We are on the hunt for a new dog at our house. You see, we have an empty spot here since we lost our boy Chief in June. I just don’t feel like I can start loving the “new guy”, whoever he turns out to be, without first paying tribute to our Chiefy.
Rusty bought a house in the fall of 1998, right before we started dating. He talked nonstop about the reason why he got the house in the first place. Sure- a sound investment, awesome property value, impresses the ladies- but none of these were the REAL reason. The real reason was because he wanted to get a dog. And he talked about the dog nonstop. In March, as soon as he had built a fence, Rusty brought Chief home. We married the following December, and Rusty was fond of saying that he had Chief longer than he had me!

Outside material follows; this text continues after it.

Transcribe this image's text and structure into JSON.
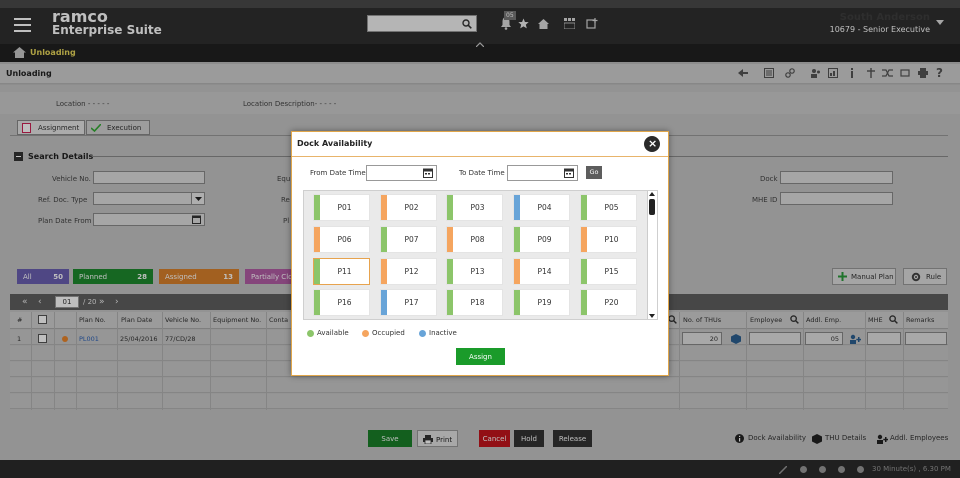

Chief was about 3 at the time, and was a law enforcement officer. At least he was supposed to be, but he had flunked out of the drug dog program. Chief could sniff drugs out with no problem. Unfortunately, when he found them, he “destroyed” the evidence by pooping on it. Also, he would be right on task: “FIND DRUGS FIND DRUGS FIND DRUGS” then suddenly “frolick and chase a squirrel!” would take over. And he would forget about the drugs. Not very becoming for an officer of the law.
So he flunked out, and Rusty brought him home. He was from the first to the last day, Rusty’s dog. Rusty would say of him “He’s my friend.” I would tell Chief “Sit!” and he would look at Rusty as if to say “Do I have to, Dad?” He was very protective of me and the kids though, always sweet and gentle. I always slept better when Rusty was out of town, knowing Chief was on duty.
The drug dog training made for some interesting incidents, though. Rusty and Chief would be out on a run or we would be out for a walk and every now and then, sweet, goofy grinning Chief would suddenly go INSANE as a person passed by, barking and jumping and pulling on the lead, and we would know that the innocent passerby was not so innocent. Once, we had a swarm of bees built a nest on the back of our house, and we called pest control. Three guys knocked on the door when they got to the house. I told them where the nest was and told them we had a dog back there. “No problem, ma’am, we’re used to animals. Is he friendly?” “Yes, he is, unless you have a substance abuse problem. Chief is a trained drug dog.” The two guys in front turned slowly and looked at the third guy behind who said “Uhhhhhh…..” “Why don’t I put the dog in the garage?” I offered. Sure enough, every time that guy walked past the garage, Chief went nuts.
For the last few years, as I unpack the Christmas decorations, and Chief’s stocking comes out of the box, I would start to wonder “Is this the last time we get to hang this?” Chiefy was 14 last Christmas, and showing some real signs of age. As I packed away his stocking on New Year’s weekend, I felt tears prick my eyes, knowing this was the last time to pack it away.
He started to fail in May, having trouble sitting down and then he stopped eating. Rusty headed to the vet with him knowing full well that because Chief was his friend, he had to love him enough to end his pain. So we said goodbye to our old friend.
We are looking forward to having a new friend, but we won’t forget our old one.